In the Minnesota Colon Cancer Control Study, Dr Aasma Shaukat and colleagues randomly assigned 46,551 participants, 50 to 80 years of age, to usual care (control) or to annual or biennial screening with fecal occult-blood testing.
Screening was performed from 1976 through 1982, and from 1986 through 1992.
The research team used the National Death Index to obtain updated information on the vital status of participants, and determined causes of death through 2008.
Through 30 years of follow-up, 33,020 participants died.
|A total of 732 deaths were attributed to colorectal cancer|
|New England Journal of Medicine|
The research team noted that a total of 732 deaths were attributed to colorectal cancer.
The researchers observed 200 deaths of the 11,072 deaths in the annual-screening group, 237 deaths of the 11,004 in the biennial-screening group, and 295 deaths of the 10,944 in the control group.
Screening reduced colorectal-cancer mortality through 30 years of follow-up.
The researchers observed no reduction in all-cause mortality.
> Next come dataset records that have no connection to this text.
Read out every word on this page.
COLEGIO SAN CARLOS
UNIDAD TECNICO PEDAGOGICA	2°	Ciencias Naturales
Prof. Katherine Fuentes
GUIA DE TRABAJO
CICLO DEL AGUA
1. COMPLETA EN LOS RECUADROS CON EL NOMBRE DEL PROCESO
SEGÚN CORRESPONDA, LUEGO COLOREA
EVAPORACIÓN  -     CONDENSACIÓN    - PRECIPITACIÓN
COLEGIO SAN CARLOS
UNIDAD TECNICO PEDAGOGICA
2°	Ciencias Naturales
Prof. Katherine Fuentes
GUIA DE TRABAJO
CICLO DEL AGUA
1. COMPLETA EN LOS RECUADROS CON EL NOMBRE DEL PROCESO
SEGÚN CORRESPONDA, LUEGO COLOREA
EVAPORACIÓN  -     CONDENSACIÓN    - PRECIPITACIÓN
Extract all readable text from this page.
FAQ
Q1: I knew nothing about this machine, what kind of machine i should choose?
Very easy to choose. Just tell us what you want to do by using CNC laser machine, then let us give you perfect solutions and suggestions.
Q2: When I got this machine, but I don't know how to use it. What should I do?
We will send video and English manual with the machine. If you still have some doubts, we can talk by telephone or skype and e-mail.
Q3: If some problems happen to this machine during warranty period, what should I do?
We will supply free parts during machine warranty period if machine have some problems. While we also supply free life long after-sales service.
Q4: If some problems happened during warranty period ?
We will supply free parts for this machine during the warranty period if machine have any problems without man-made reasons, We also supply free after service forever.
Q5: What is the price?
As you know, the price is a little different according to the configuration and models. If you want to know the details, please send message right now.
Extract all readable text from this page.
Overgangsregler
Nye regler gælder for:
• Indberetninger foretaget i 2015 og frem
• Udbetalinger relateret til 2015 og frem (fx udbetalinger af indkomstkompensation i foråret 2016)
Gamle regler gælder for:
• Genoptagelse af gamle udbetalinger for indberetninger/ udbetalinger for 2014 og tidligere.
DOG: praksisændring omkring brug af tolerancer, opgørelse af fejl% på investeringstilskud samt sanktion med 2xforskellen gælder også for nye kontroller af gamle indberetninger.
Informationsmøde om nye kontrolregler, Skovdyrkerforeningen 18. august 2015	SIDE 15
The team noted that the reduction in colorectal-cancer mortality was larger for men than for women in the biennial-screening group.
Dr Shaukat's team concludes, "The effect of screening with fecal occult-blood testing on colorectal-cancer mortality persists after 30 years but does not influence all-cause mortality."
"The sustained reduction in colorectal-cancer mortality supports the effect of polypectomy."